适用场景:静态页面、文章、简单表格、结构清晰的HTML页面。
使用针对提取模式定制的提示词,通过WebFetch进行提取:
WebFetch(
  url = URL,
  prompt = "从该页面提取[数据目标]。
    仅返回提取的数据,格式为[输出格式],包含以下列/字段:[字段列表]。
    规则:
    - 如果值缺失或不明确,使用'N/A'
    - 不要包含导航栏、广告、页脚或无关内容
    - 完全保留原始值(数字、货币、日期)
    - 包含所有匹配项,而非仅前几项
    - 如果可用,为每个条目提取对应的URL/链接"
)
自动降级:如果WebFetch返回的条目数量远低于侦察阶段预期(不足50%),或大部分字段为空,则自动升级为策略B,无需询问用户。在备注中记录此次升级操作。

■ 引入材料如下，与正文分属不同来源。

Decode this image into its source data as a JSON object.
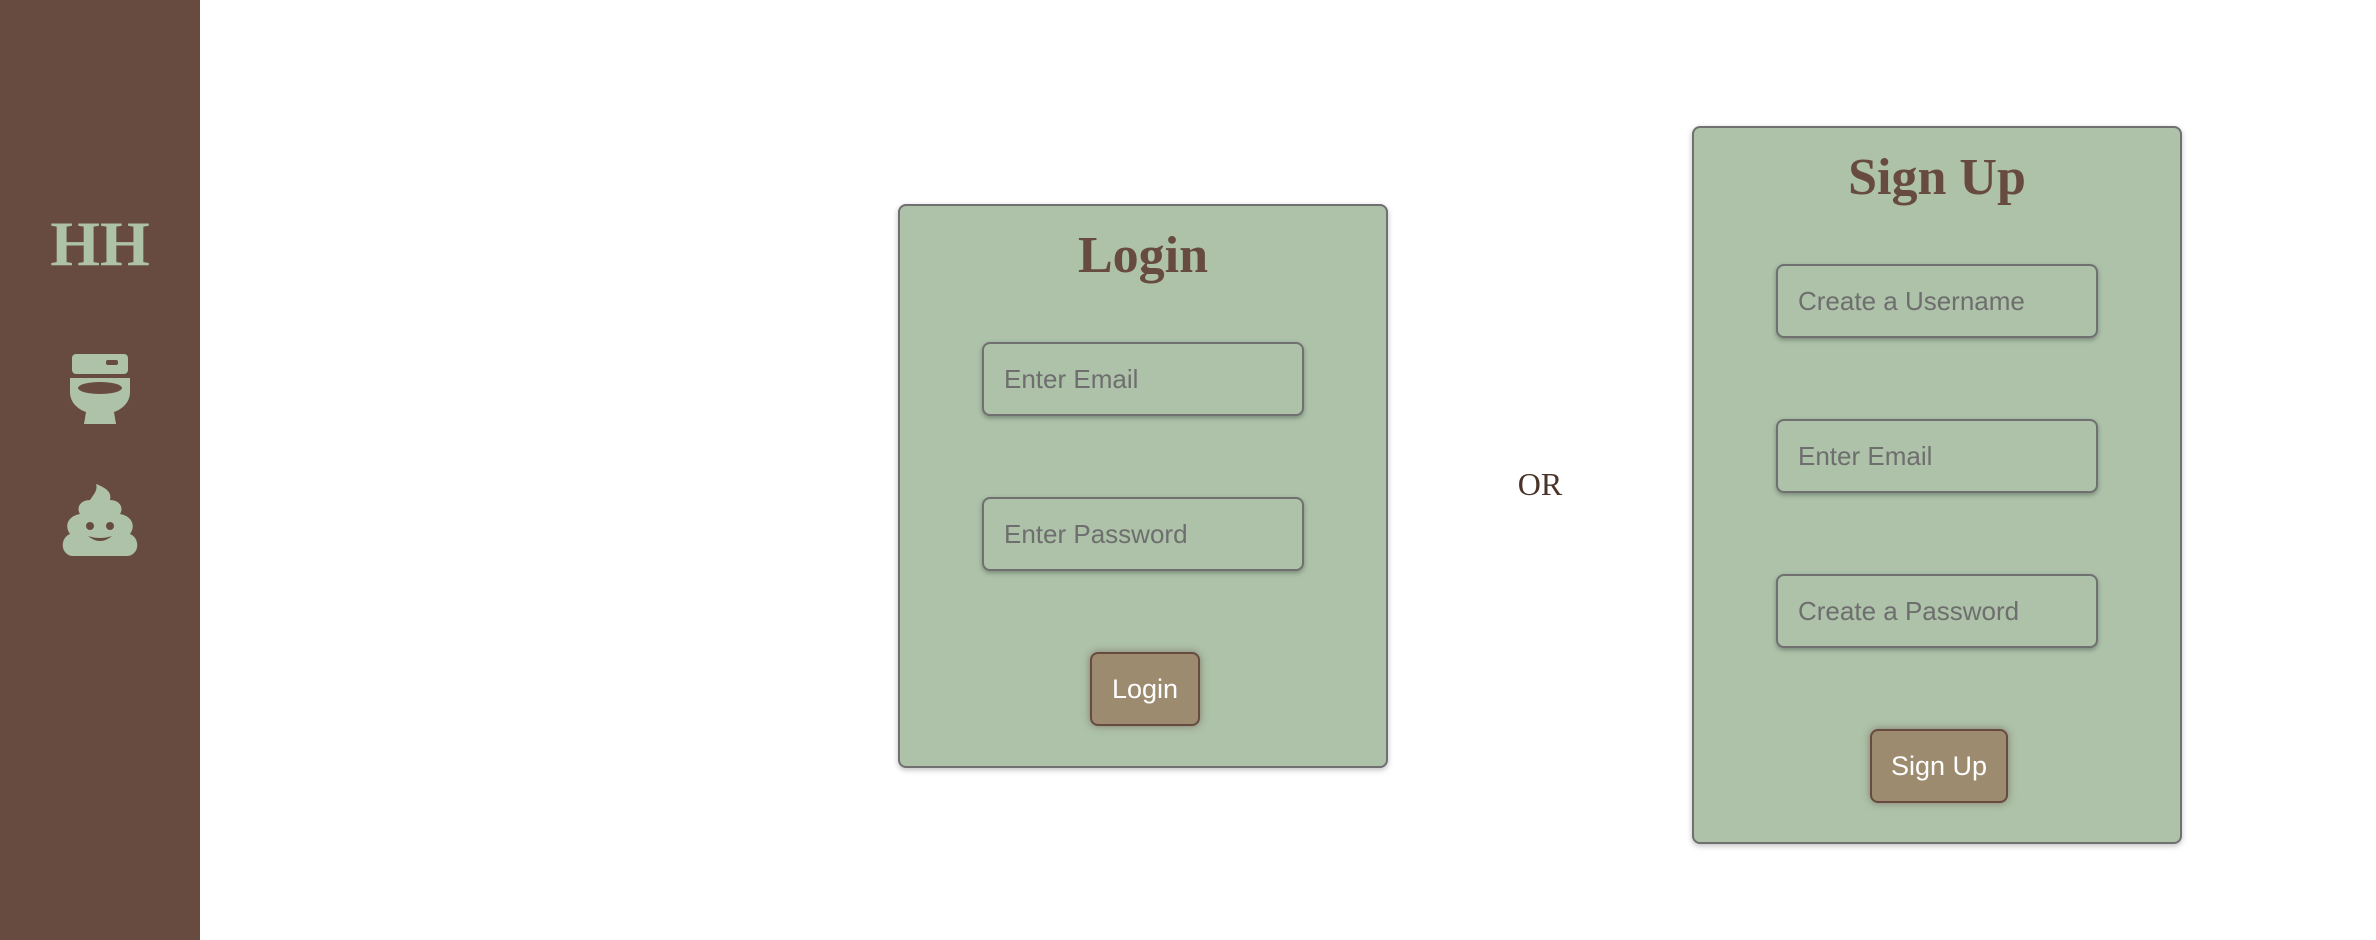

Strategy B: Browser Automation

策略B:浏览器自动化

Best for: JS-rendered pages, SPAs, interactive content, lazy-loaded data.
Sequence:
  1. Get tab context:
    tabs_context_mcp(createIfEmpty=true)
    -> get tabId
  2. Navigate to URL:
    navigate(url=TARGET_URL, tabId=TAB)
  3. Wait for content to load:
    computer(action="wait", duration=3, tabId=TAB)

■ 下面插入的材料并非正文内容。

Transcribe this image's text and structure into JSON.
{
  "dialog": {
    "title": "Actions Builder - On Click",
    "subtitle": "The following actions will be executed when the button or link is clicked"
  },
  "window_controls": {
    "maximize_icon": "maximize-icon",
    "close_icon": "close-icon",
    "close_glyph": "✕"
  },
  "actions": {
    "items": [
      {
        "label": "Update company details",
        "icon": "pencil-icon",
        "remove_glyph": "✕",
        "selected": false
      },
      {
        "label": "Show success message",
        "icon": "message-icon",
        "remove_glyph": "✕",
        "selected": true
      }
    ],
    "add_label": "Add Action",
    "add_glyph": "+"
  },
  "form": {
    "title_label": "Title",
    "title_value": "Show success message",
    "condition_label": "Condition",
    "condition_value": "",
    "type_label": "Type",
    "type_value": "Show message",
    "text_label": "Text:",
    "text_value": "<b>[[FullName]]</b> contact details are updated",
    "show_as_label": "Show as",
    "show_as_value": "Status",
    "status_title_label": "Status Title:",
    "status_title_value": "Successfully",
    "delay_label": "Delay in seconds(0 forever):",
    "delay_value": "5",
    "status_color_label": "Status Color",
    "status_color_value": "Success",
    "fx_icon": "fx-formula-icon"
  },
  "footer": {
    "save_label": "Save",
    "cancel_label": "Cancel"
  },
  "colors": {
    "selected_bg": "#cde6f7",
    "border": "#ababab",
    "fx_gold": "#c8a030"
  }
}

  4. Check for cookie/consent banners:
    find(query="cookie consent or accept button", tabId=TAB)
    • If found, dismiss it (prefer privacy-preserving option)
  5. Read page structure:
    read_page(tabId=TAB)
    or
    get_page_text(tabId=TAB)
  6. Locate target elements:
    find(query="[DESCRIPTION]", tabId=TAB)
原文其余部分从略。